Or, poursuivent les parlementaires, « la France est le seul pays en Europe où les marchés institutionnels et les marchés commerciaux sont au même niveau. [...] Les marchés institutionnels – civil ou militaire – ont représenté 95 % du chiffre d'affaires de l'industrie spatiale américaine en 2005. L'importance des commandes sur le marché commercial est certes une indication rassurante sur la compétitivité instantanée de l'industrie qui en bénéficie. Mais cette situation crée une dépendance dangereuse vis-à-vis de marchés essentiellement cycliques. »
La loi du marché ?
Selon le vœu de Nicolas Sarkozy « l'exceptionnelle qualité du service rendu par Ariane doit lui permettre d'équilibrer entièrement son activité commerciale », autorisant éventuellement « une réorientation partielle des moyens publics vers de nouveaux programmes ». Étant donné l'importance stratégique des lanceurs, garants de l'autonomie d'accès à l'espace, la prudence s'impose. Pour Christian Cabal et Henri Revol, « la première impasse française et européenne » serait « l'opinion [...] selon laquelle la croissance du secteur spatial peut être assurée d'abord par le marché. Hormis l'Europe, aucune puissance spatiale ne commet cette erreur. Capitalistiques et à long terme, les investissements spatiaux produisent des externalités que les marchés ne prennent pas en compte et peuvent difficilement financer. La concurrence [...] est biaisée par le dumping d'industries, généralement publiques, plus soucieuses d'influence géopolitique que de rentabilité. Faute d'un soutien public suffisant, les industries spatiales européennes voient leur pérennité compromise par une capacité de [recherche et développement] et une rentabilité insuffisantes... »
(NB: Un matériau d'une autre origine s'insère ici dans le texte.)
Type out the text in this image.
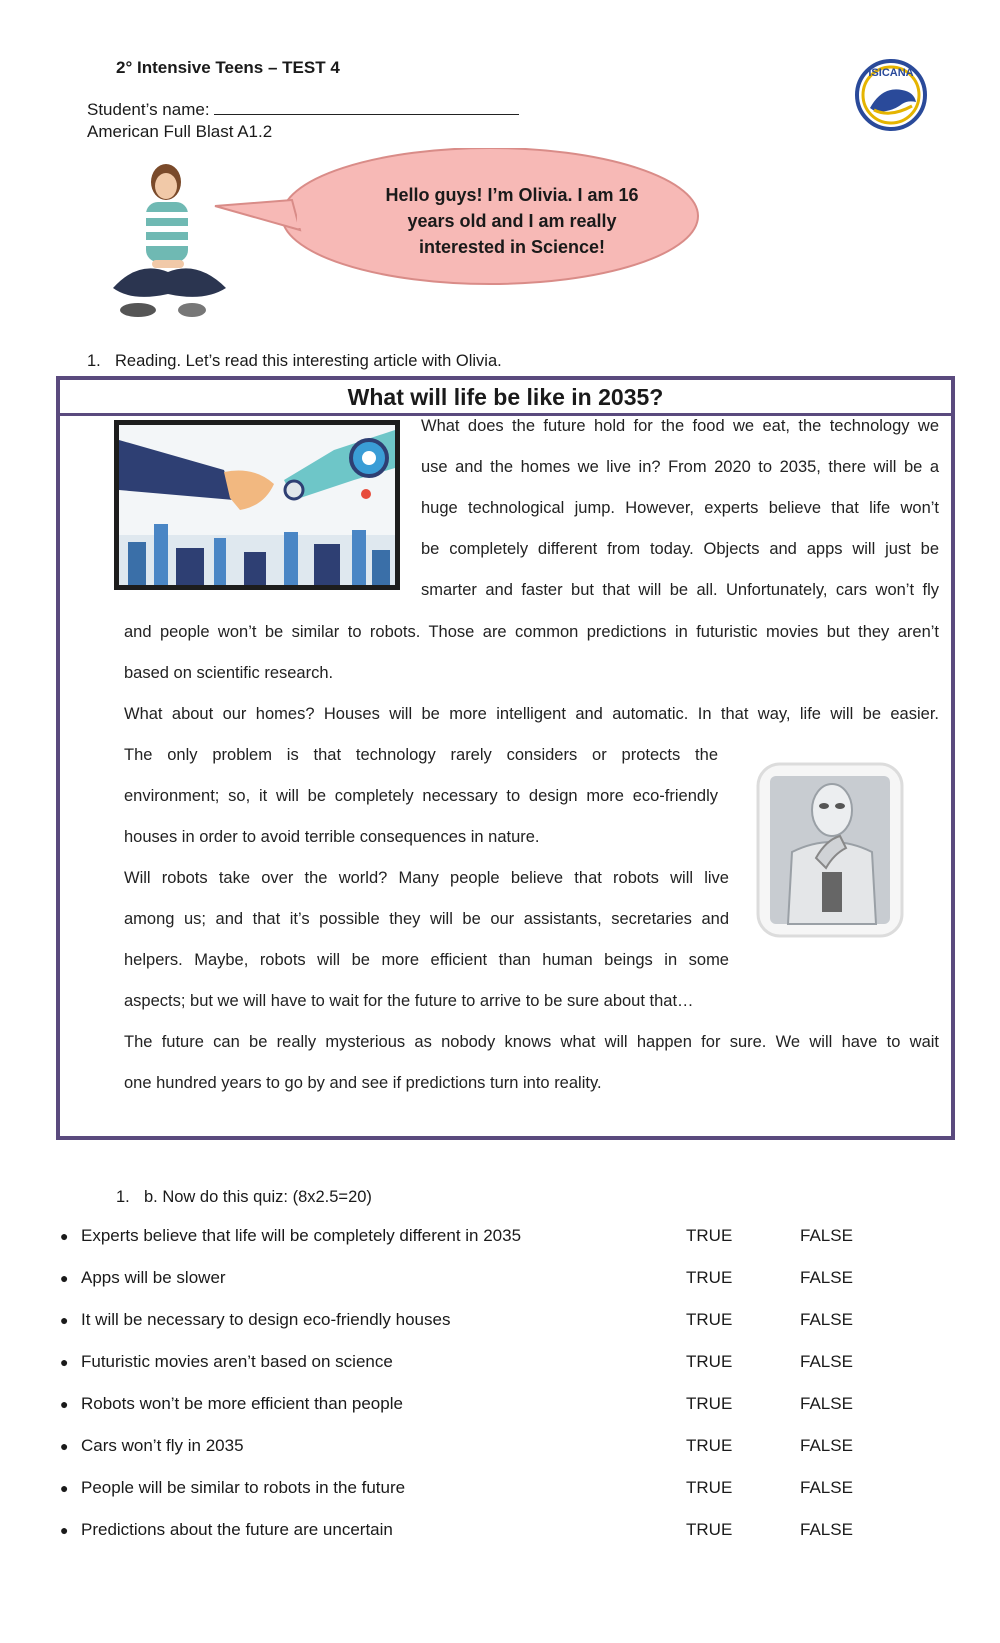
2° Intensive Teens – TEST 4
Student’s name:
American Full Blast A1.2
ISICANA
Hello guys! I’m Olivia. I am 16
years old and I am really
interested in Science!
1. Reading. Let’s read this interesting article with Olivia.
What will life be like in 2035?
What does the future hold for the food we eat, the technology we
use and the homes we live in? From 2020 to 2035, there will be a
huge technological jump. However, experts believe that life won’t
be completely different from today. Objects and apps will just be
smarter and faster but that will be all. Unfortunately, cars won’t fly
and people won’t be similar to robots. Those are common predictions in futuristic movies but they aren’t
based on scientific research.
What about our homes? Houses will be more intelligent and automatic. In that way, life will be easier.
The only problem is that technology rarely considers or protects the
environment; so, it will be completely necessary to design more eco-friendly
houses in order to avoid terrible consequences in nature.
Will robots take over the world? Many people believe that robots will live
among us; and that it’s possible they will be our assistants, secretaries and
helpers. Maybe, robots will be more efficient than human beings in some
aspects; but we will have to wait for the future to arrive to be sure about that…
The future can be really mysterious as nobody knows what will happen for sure. We will have to wait
one hundred years to go by and see if predictions turn into reality.
1. b. Now do this quiz: (8x2.5=20)
● Experts believe that life will be completely different in 2035	TRUE	FALSE
● Apps will be slower	TRUE	FALSE
● It will be necessary to design eco-friendly houses	TRUE	FALSE
● Futuristic movies aren’t based on science	TRUE	FALSE
● Robots won’t be more efficient than people	TRUE	FALSE
● Cars won’t fly in 2035	TRUE	FALSE
● People will be similar to robots in the future	TRUE	FALSE
● Predictions about the future are uncertain	TRUE	FALSE
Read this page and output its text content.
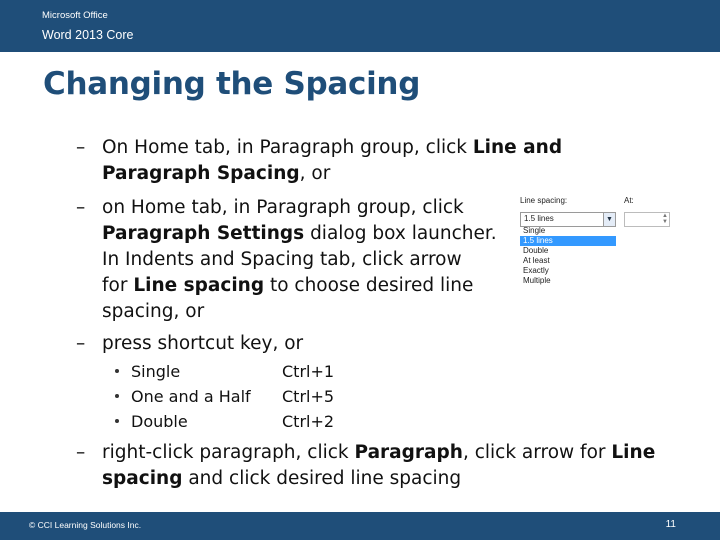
Microsoft Office
Word 2013 Core
Changing the Spacing
– On Home tab, in Paragraph group, click Line and
Paragraph Spacing, or
– on Home tab, in Paragraph group, click
Paragraph Settings dialog box launcher.
In Indents and Spacing tab, click arrow
for Line spacing to choose desired line
spacing, or
– press shortcut key, or
Single	Ctrl+1
One and a Half Ctrl+5
Double	Ctrl+2
– right-click paragraph, click Paragraph, click arrow for Line
spacing and click desired line spacing
Line spacing:	At:
1.5 lines	▼	▲
▼
Single
1.5 lines
Double
At least
Exactly
Multiple
© CCI Learning Solutions Inc.	11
Nombre de pays offrent un ministère à leur politique spatiale. En France, le Centre national d'études spatiales joue le premier rôle. Il est impliqué dans de multiples coopérations internationales, jugées indispensables : « À titre d'exemple, le CNES maîtrise la réalisation technique de l'altimètre océanographique Altika de nouvelle génération mais ne peut prendre en charge la plateforme. En conséquence, Altika sera implanté sur un satellite lancé par l'Inde. » Faut-il s'en inquiéter ? « La recherche fondamentale doit faire l'objet de coopérations sans réserves. » Toutefois, « plus on se rapproche de l'acte de produire, moins la coopération peut être développée. La conception, l'ingénierie et les savoir-faire de la production sont des atouts dans la compétition commerciale. Leur exportation doit être proscrite. »
Lego spatial
Nos député et sénateur affirment que « l'Europe doit viser l'autonomie des systèmes spatiaux assurant des fonctions stratégiques pour sa sécurité et son développement économique », mais aussi « contribuer à la standardisation des systèmes spatiaux et rechercher la compatibilité de ses propres systèmes avec le plus grand nombre possible de systèmes appartenant aux autres régions du monde. » Assemblée comme un Lego à partir de modules conçus de part le monde, la Station spatiale internationale (ISS) symbolise les perspectives ainsi ouvertes.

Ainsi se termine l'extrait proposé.